If I have an infinite partially ordered set $P$ where every chain has finite order and I take some maximal element $x_1$ (which must exists because our chains are finite) and then I take a maximal element $x_2\in P-{x_1}$ is it true that $\{x_1,x_2\}$ is an anti chain?
I don't think it is but I am not quite sure to find a counterexample.
What I think is true, but not quite sure how to prove it. $\downarrow$
If I take some element $x_1\in P$ and then consider its maximal chain $T_1$ and consider the maximal element $t_1\in T_1$ and then take some $x_2\in P-T_1$ and consider its maximal chain $T_2$ with maximal element $t_2$ and continue this, then $\{t_1,t_2,t_3...\}$ is an anti chain.
Is any of this true?
No, none of it is true.
If $x_1$ is a maximal element of $P$ and $x_2\in P-x_1$, is $\{x_1,x_2\}$ an antichain? No, this fails when $P$ is a $2$-element chain.
"Take some element $x_1$ and consider its maximal chain $T_1$." What do you mean by "its" maximal chain?

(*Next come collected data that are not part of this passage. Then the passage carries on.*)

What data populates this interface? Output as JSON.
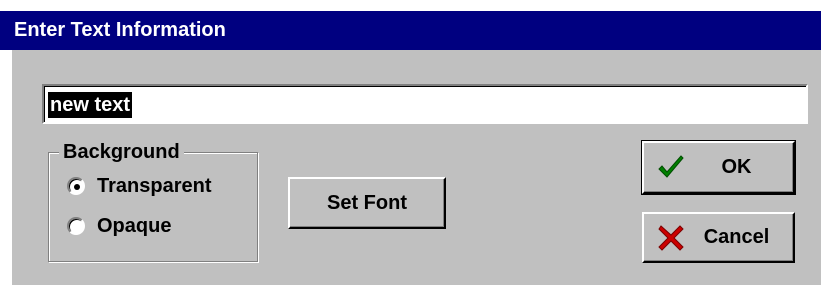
{
  "window": {
    "title": "Enter Text Information",
    "title_bar_color": "#000080"
  },
  "text_field": {
    "value": "new text",
    "selected": true
  },
  "background_group": {
    "legend": "Background",
    "options": [
      {
        "label": "Transparent",
        "checked": true
      },
      {
        "label": "Opaque",
        "checked": false
      }
    ]
  },
  "buttons": {
    "set_font": "Set Font",
    "ok": "OK",
    "ok_icon": "checkmark-icon",
    "ok_icon_color": "#008000",
    "cancel": "Cancel",
    "cancel_icon": "x-icon",
    "cancel_icon_color": "#cc0000"
  }
}
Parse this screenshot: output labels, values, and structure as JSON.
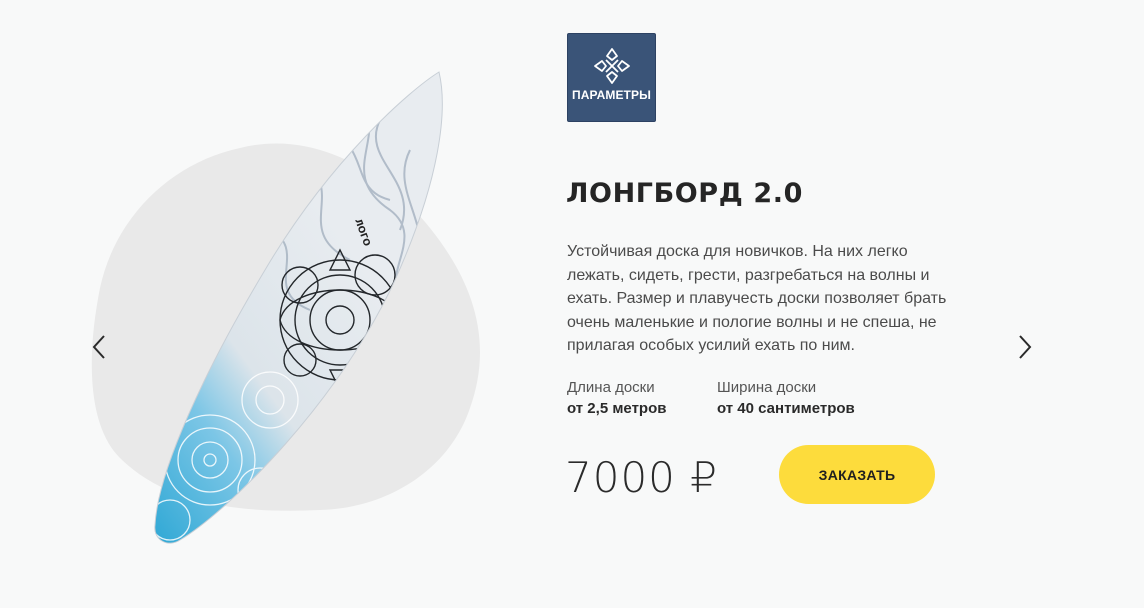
{
  "colors": {
    "background": "#f8f9f9",
    "blob": "#e9e9e9",
    "badge": "#3a5478",
    "button": "#fddc3c",
    "board_blue": "#28a5d2",
    "board_marble": "#d5dbe3"
  },
  "carousel": {
    "prev_icon": "chevron-left-icon",
    "next_icon": "chevron-right-icon"
  },
  "badge": {
    "icon": "compass-ornament-icon",
    "label": "ПАРАМЕТРЫ"
  },
  "product": {
    "title": "ЛОНГБОРД 2.0",
    "description": "Устойчивая доска для новичков. На них легко лежать, сидеть, грести, разгребаться на волны и ехать. Размер и плавучесть доски позволяет брать очень маленькие и пологие волны и не спеша, не прилагая особых усилий ехать по ним.",
    "specs": [
      {
        "label": "Длина доски",
        "value": "от 2,5 метров"
      },
      {
        "label": "Ширина доски",
        "value": "от 40 сантиметров"
      }
    ],
    "price": "7000 ₽",
    "order_label": "ЗАКАЗАТЬ"
  }
}
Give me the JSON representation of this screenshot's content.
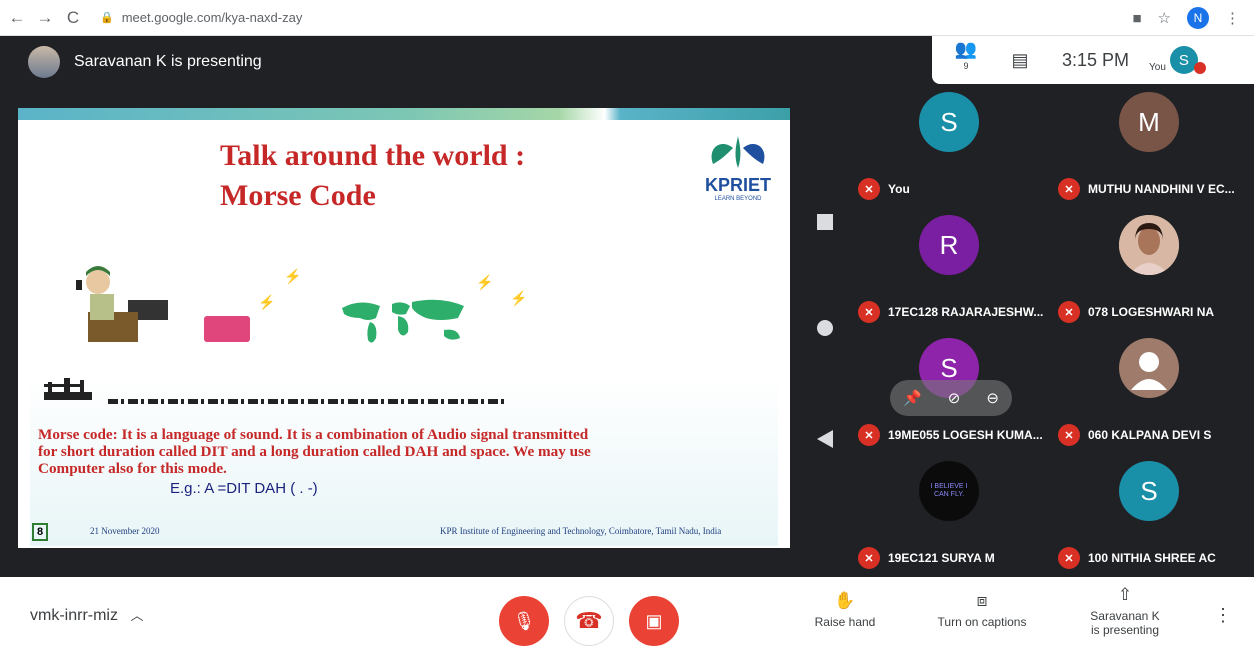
{
  "browser": {
    "url": "meet.google.com/kya-naxd-zay",
    "profile_initial": "N"
  },
  "presenter": {
    "text": "Saravanan K is presenting"
  },
  "top_panel": {
    "people_count": "9",
    "time": "3:15 PM",
    "you_label": "You",
    "you_initial": "S"
  },
  "slide": {
    "title_line1": "Talk around the world :",
    "title_line2": "Morse Code",
    "logo_text": "KPRIET",
    "logo_sub": "LEARN BEYOND",
    "body": "Morse code: It is a language of sound. It is a combination of Audio signal transmitted for short duration called DIT and a long duration called DAH and space. We may use Computer also for this mode.",
    "example": "E.g.: A  =DIT DAH ( . -)",
    "page_number": "8",
    "date": "21 November 2020",
    "footer": "KPR Institute of Engineering and Technology, Coimbatore, Tamil Nadu, India"
  },
  "participants": [
    {
      "name": "You",
      "initial": "S",
      "color": "#1a8fa8",
      "type": "initial"
    },
    {
      "name": "MUTHU NANDHINI V EC...",
      "initial": "M",
      "color": "#795548",
      "type": "initial"
    },
    {
      "name": "17EC128 RAJARAJESHW...",
      "initial": "R",
      "color": "#7b1fa2",
      "type": "initial"
    },
    {
      "name": "078 LOGESHWARI NA",
      "initial": "",
      "color": "#c9a48f",
      "type": "photo"
    },
    {
      "name": "19ME055 LOGESH KUMA...",
      "initial": "S",
      "color": "#8e24aa",
      "type": "initial"
    },
    {
      "name": "060 KALPANA DEVI S",
      "initial": "",
      "color": "#9e7b6b",
      "type": "silhouette"
    },
    {
      "name": "19EC121 SURYA M",
      "initial": "I BELIEVE I CAN FLY.",
      "color": "#0b0b0b",
      "type": "text"
    },
    {
      "name": "100 NITHIA SHREE AC",
      "initial": "S",
      "color": "#1a8fa8",
      "type": "initial"
    }
  ],
  "bottom_bar": {
    "meeting_code": "vmk-inrr-miz",
    "raise_hand": "Raise hand",
    "captions": "Turn on captions",
    "presenting_line1": "Saravanan K",
    "presenting_line2": "is presenting"
  },
  "colors": {
    "end_call": "#ea4335",
    "muted": "#d93025",
    "meet_bg": "#202124"
  }
}
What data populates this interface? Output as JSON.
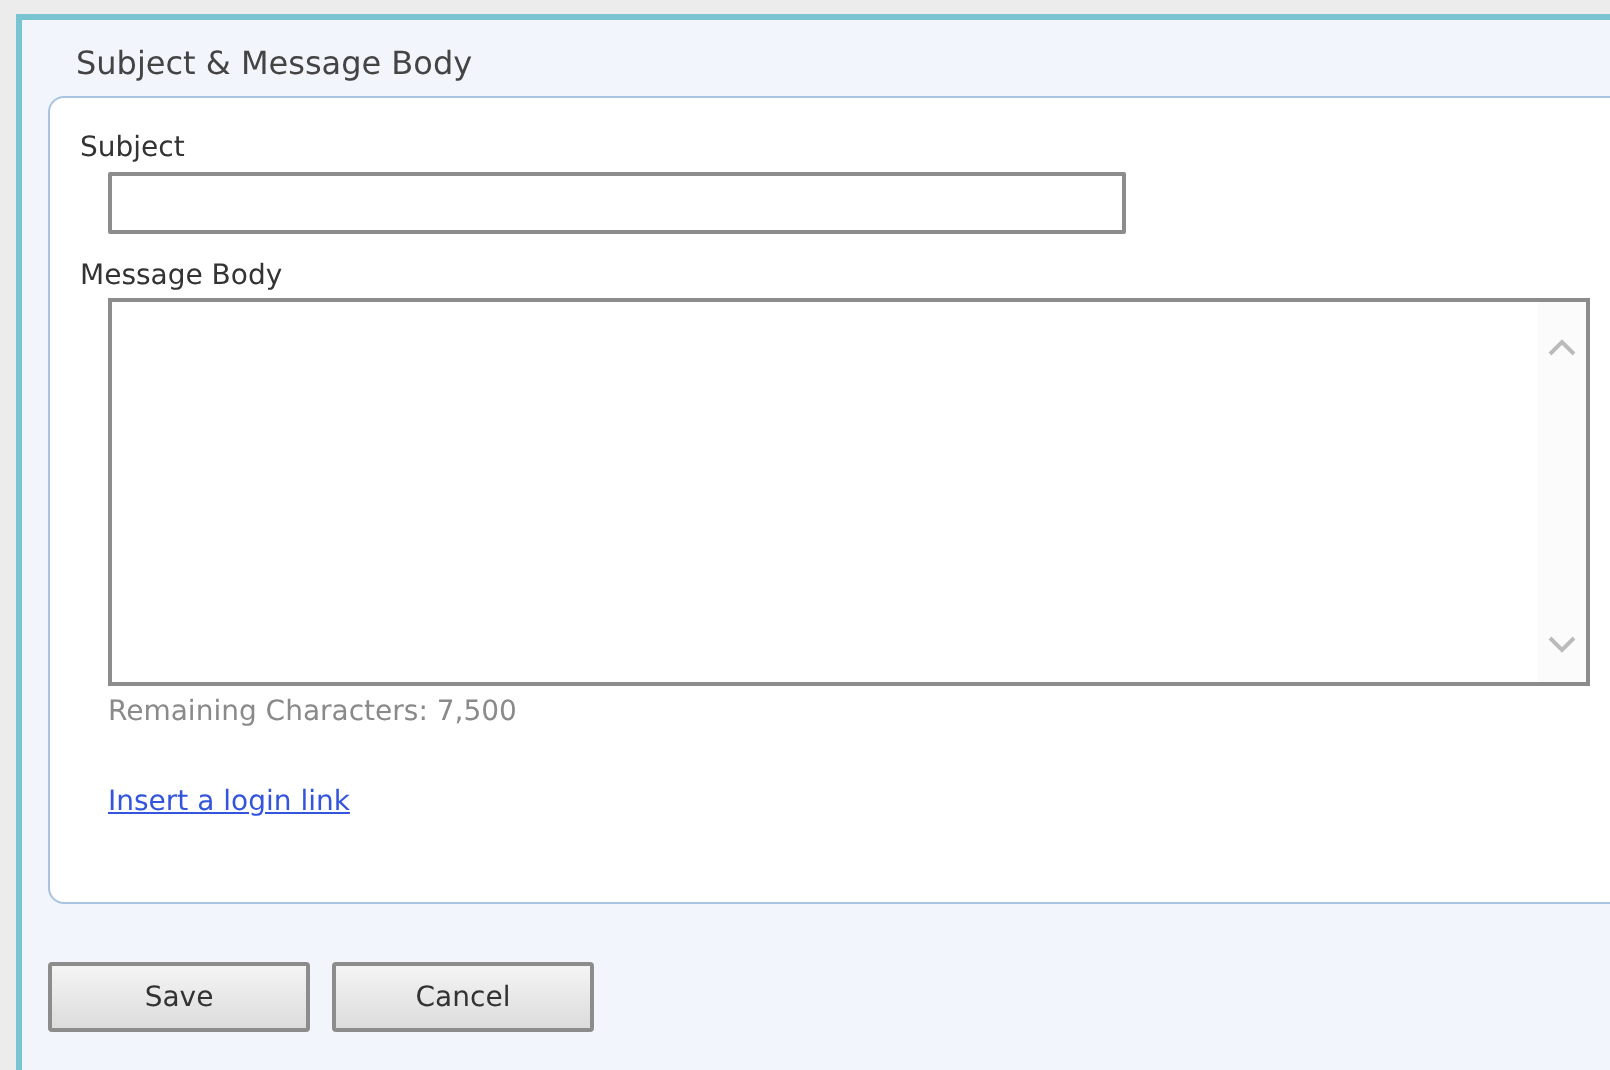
{
  "panel": {
    "title": "Subject & Message Body"
  },
  "subject": {
    "label": "Subject"
  },
  "message_body": {
    "label": "Message Body"
  },
  "remaining": "Remaining Characters: 7,500",
  "link": "Insert a login link",
  "buttons": [
    {
      "label": "Save"
    },
    {
      "label": "Cancel"
    }
  ]
}
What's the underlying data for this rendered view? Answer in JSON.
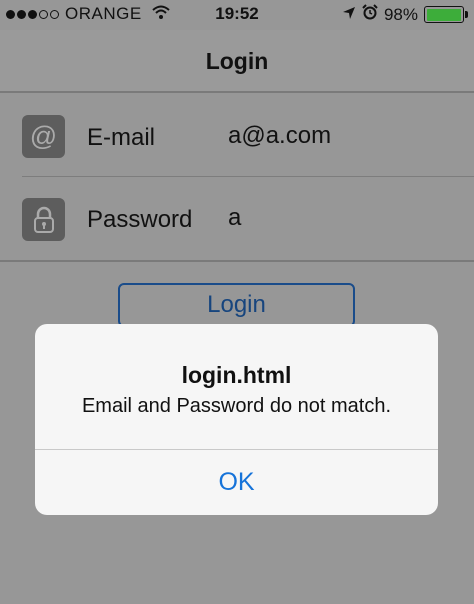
{
  "status_bar": {
    "carrier": "ORANGE",
    "time": "19:52",
    "battery": "98%",
    "battery_level": 0.98,
    "battery_color": "#3dad3a"
  },
  "nav": {
    "title": "Login"
  },
  "form": {
    "email": {
      "label": "E-mail",
      "value": "a@a.com",
      "icon": "at-sign-icon"
    },
    "password": {
      "label": "Password",
      "value": "a",
      "icon": "padlock-icon"
    },
    "login_label": "Login"
  },
  "alert": {
    "title": "login.html",
    "message": "Email and Password do not match.",
    "ok_label": "OK",
    "ok_color": "#1673d9"
  }
}
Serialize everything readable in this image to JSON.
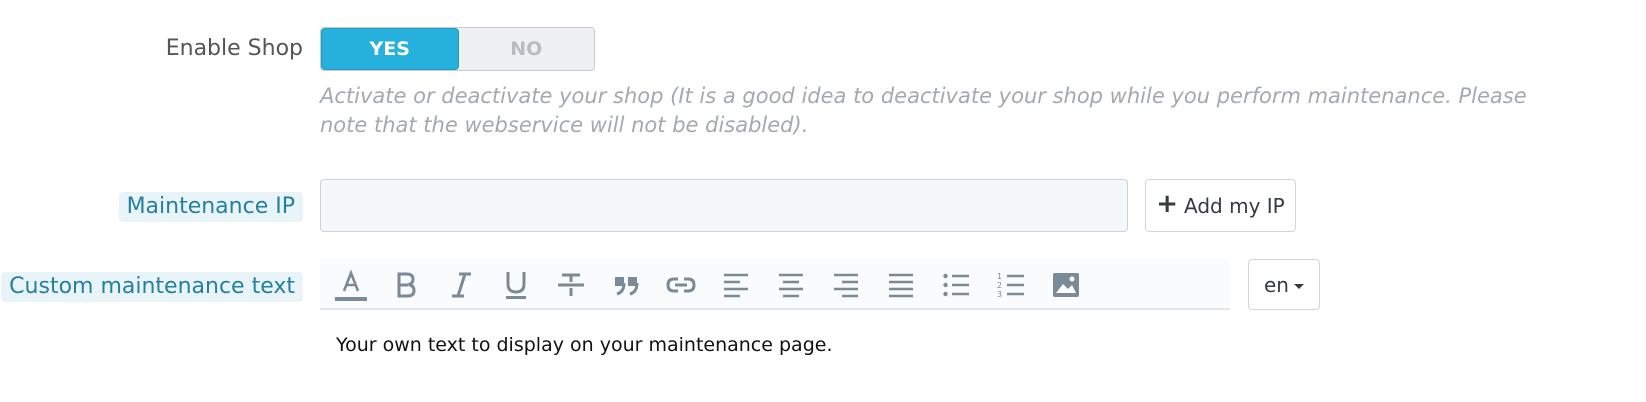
{
  "enable_shop": {
    "label": "Enable Shop",
    "yes_label": "YES",
    "no_label": "NO",
    "selected": "YES",
    "help": "Activate or deactivate your shop (It is a good idea to deactivate your shop while you perform maintenance. Please note that the webservice will not be disabled)."
  },
  "maintenance_ip": {
    "label": "Maintenance IP",
    "value": "",
    "add_button_label": "Add my IP",
    "add_button_icon": "plus-icon"
  },
  "custom_text": {
    "label": "Custom maintenance text",
    "toolbar_icons": [
      "text-color-icon",
      "bold-icon",
      "italic-icon",
      "underline-icon",
      "strikethrough-icon",
      "blockquote-icon",
      "link-icon",
      "align-left-icon",
      "align-center-icon",
      "align-right-icon",
      "align-justify-icon",
      "bullet-list-icon",
      "numbered-list-icon",
      "image-icon"
    ],
    "language": "en",
    "content": "Your own text to display on your maintenance page."
  },
  "colors": {
    "accent": "#25b1dc",
    "label_hint": "#25809f",
    "icon": "#7a8a96"
  }
}
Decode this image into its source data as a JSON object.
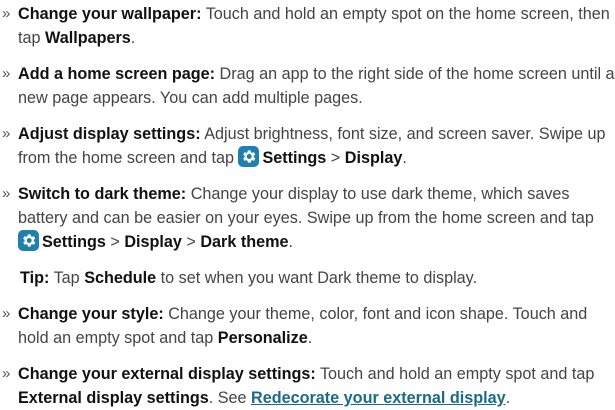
{
  "bullet_symbol": "»",
  "items": [
    {
      "title": "Change your wallpaper:",
      "text1": " Touch and hold an empty spot on the home screen, then tap ",
      "bold1": "Wallpapers",
      "text2": "."
    },
    {
      "title": "Add a home screen page:",
      "text1": " Drag an app to the right side of the home screen until a new page appears. You can add multiple pages."
    },
    {
      "title": "Adjust display settings:",
      "text1": " Adjust brightness, font size, and screen saver. Swipe up from the home screen and tap ",
      "icon": "settings-gear-icon",
      "bold1": "Settings",
      "sep1": " > ",
      "bold2": "Display",
      "text2": "."
    },
    {
      "title": "Switch to dark theme:",
      "text1": " Change your display to use dark theme, which saves battery and can be easier on your eyes. Swipe up from the home screen and tap ",
      "icon": "settings-gear-icon",
      "bold1": "Settings",
      "sep1": " > ",
      "bold2": "Display",
      "sep2": " > ",
      "bold3": "Dark theme",
      "text2": "."
    },
    {
      "title": "Change your style:",
      "text1": " Change your theme, color, font and icon shape. Touch and hold an empty spot and tap ",
      "bold1": "Personalize",
      "text2": "."
    },
    {
      "title": "Change your external display settings:",
      "text1": " Touch and hold an empty spot and tap ",
      "bold1": "External display settings",
      "text2": ". See ",
      "link": "Redecorate your external display",
      "text3": "."
    }
  ],
  "tip": {
    "label": "Tip:",
    "text1": " Tap ",
    "bold1": "Schedule",
    "text2": " to set when you want Dark theme to display."
  },
  "colors": {
    "text": "#444444",
    "bold": "#111111",
    "link": "#1a6b8a",
    "icon_bg": "#1f7fb0"
  }
}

You mean, a maximal chain $T_1$ containing $x_1$, picked at random from the many maximal chains containing $x_1$? (Fine, but since the element $x_1$ isn't mentioned again, why bother with $x_1$? Why not just choose a maximal chain $T_1$?) Then $T_1$ will have a maximal element $t_1$, since all chains in $P$ are finite; and then $t_1$ is a maximal element of $P$, since $T_1$ is a maximal chain.
Are you going to get an infinite antichain this way? Not necessarily. What if $P$ happens to have a greatest element? Whatever you take for $x_1$ and $T_1$, you're going to end up with that top element of $P$ as your $t_1$. Needless to say, that $t_1$ is not going to be part of an infinite antichain. Sorry!
It is true that every infinite partially ordered set has either an infinite chain or an infinite antichain. Do you know a theorem from analysis, that any infinite sequence of real numbers contains a monotonic subsequence? The theorem you're trying to prove is a generalization of that, so maybe the proof of that analysis theorem has some idea you can use.